This new level of digital capability needs different skillsets, from engineering to sales and aftermarket service, up in the design studio and down on the factory floor.

As technology tightens its grip on the industry, it’s critical that the automotive workforce develops the right skills and has the latest digital tools. To attract and keep talent, everything needs to become digitized to reflect the needs of the more mobile, interconnected home and office environments that have come with the rise in remote work.

 

Automakers Need More Coders, and Cars Need More Code

“Today’s car infotainment systems use more than 10 million lines of code,” said Audi’s Member of the Board of Management for Marketing and Sales, Hildegaard Wortmann, speaking at NVIDIA’s GTC21 event this year. “That’s as much code as an entire vehicle needed just a few years ago.”

Traditional auto manufacturing leaders are adapting to software’s exploding prominence in different ways.

Some manufacturers are partnering with established software vendors to take advantage of cross-industry expertise and apply it to their own needs for design, fabrication, and assembly. Others opt to vertically integrate, building entire divisions devoted to creating custom code suited to their cars and customers.

One thing is certain: adapting in the right way is crucial. McKinsey research shows that top software companies report throughput and quality that is three to six times higher than that of bottom-performing competitors:  a far bigger productivity difference than the one between hardware developers. That means that integrating software into a business needs to be done correctly, in order to bring huge rewards.

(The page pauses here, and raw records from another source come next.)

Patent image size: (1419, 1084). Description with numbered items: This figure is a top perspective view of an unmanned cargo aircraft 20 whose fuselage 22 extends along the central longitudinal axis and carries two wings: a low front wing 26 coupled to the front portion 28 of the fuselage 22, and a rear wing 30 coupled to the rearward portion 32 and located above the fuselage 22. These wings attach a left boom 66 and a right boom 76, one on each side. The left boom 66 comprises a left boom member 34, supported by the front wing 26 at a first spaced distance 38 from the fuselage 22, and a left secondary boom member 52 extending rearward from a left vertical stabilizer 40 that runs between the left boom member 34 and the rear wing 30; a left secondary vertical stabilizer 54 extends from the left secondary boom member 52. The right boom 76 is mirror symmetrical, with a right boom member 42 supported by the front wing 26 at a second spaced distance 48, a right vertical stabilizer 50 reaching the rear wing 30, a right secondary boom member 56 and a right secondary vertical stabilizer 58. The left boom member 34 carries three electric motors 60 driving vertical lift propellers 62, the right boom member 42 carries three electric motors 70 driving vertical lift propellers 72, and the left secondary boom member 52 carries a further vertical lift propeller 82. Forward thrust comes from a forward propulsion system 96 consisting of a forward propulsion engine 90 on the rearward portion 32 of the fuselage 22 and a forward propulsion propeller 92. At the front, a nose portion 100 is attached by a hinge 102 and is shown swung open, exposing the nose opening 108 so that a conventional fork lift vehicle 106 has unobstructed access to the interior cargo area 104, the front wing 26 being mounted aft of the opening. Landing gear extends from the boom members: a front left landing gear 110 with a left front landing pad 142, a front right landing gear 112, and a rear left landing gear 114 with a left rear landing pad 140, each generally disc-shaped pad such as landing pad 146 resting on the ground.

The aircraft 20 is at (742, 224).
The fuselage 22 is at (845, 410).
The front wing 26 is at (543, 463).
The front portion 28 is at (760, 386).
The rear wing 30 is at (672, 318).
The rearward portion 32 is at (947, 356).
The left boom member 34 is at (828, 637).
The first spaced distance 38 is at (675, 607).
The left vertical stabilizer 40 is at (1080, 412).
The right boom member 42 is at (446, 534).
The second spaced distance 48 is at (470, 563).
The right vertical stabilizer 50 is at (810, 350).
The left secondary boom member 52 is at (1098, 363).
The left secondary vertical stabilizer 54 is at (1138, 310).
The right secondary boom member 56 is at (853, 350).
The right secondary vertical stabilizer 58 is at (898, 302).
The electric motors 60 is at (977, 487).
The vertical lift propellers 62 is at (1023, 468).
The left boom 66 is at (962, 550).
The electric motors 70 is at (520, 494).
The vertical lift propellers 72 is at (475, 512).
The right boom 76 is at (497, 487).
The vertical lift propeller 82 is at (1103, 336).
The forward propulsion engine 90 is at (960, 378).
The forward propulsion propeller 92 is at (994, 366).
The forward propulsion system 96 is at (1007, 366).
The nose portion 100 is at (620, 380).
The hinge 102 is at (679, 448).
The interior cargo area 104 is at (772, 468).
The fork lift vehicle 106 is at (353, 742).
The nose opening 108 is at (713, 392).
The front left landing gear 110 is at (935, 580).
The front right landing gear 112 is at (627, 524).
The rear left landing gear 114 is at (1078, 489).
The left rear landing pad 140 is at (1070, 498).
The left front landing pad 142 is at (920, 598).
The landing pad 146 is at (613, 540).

But can an automotive business really act like a Silicon Valley unicorn? Volkswagen clearly thinks so. The company has just launched its new CARIAD software division. With plans for 10,000 employees, the unit's headcount will make it the second-largest tech company in Europe, second only to SAP.

 

The Agile Automotive Business?

Whether automakers mimic tech companies, partner with established vendors, or build their own software, the imperatives of digital mean they’ll have to come to terms with new notions about product lifecycles.

Carmakers are used to a linear process where products are developed gradually over years before being unveiled to the public. In software, one year can represent two or more releases.

That’s because tech products progress under a process of continuous improvement.  Vehicles and components need to reflect this by undergoing continuous improvement.. Otherwise, automotive manufacturers run the risk of launching vehicles that feel out of date the moment they leave the lot.

All of that will have a severe impact on complexity — and cost. The driverless cars many industry watchers believe will be in mainstream use by 2030 are a case in point.

Removing the need for a human driver might seem like an opportunity to simplify and optimize car designs. But the new hardware and software needed to automate the vehicles will raise the capital costs of building them.

It’s a tech sector truism that, very often, the challenges thrown up by the application of technology are answered with calls for more technology. The automotive industry needs to act fast through digital transformation, and investments in tech must be focused on solutions that unify design, manufacturing, sourcing, sales, and service.

The lessons from other sectors suggest it’s the only way to uncover synergies and efficiencies — even as products and customers’ digital expectations continue to evolve.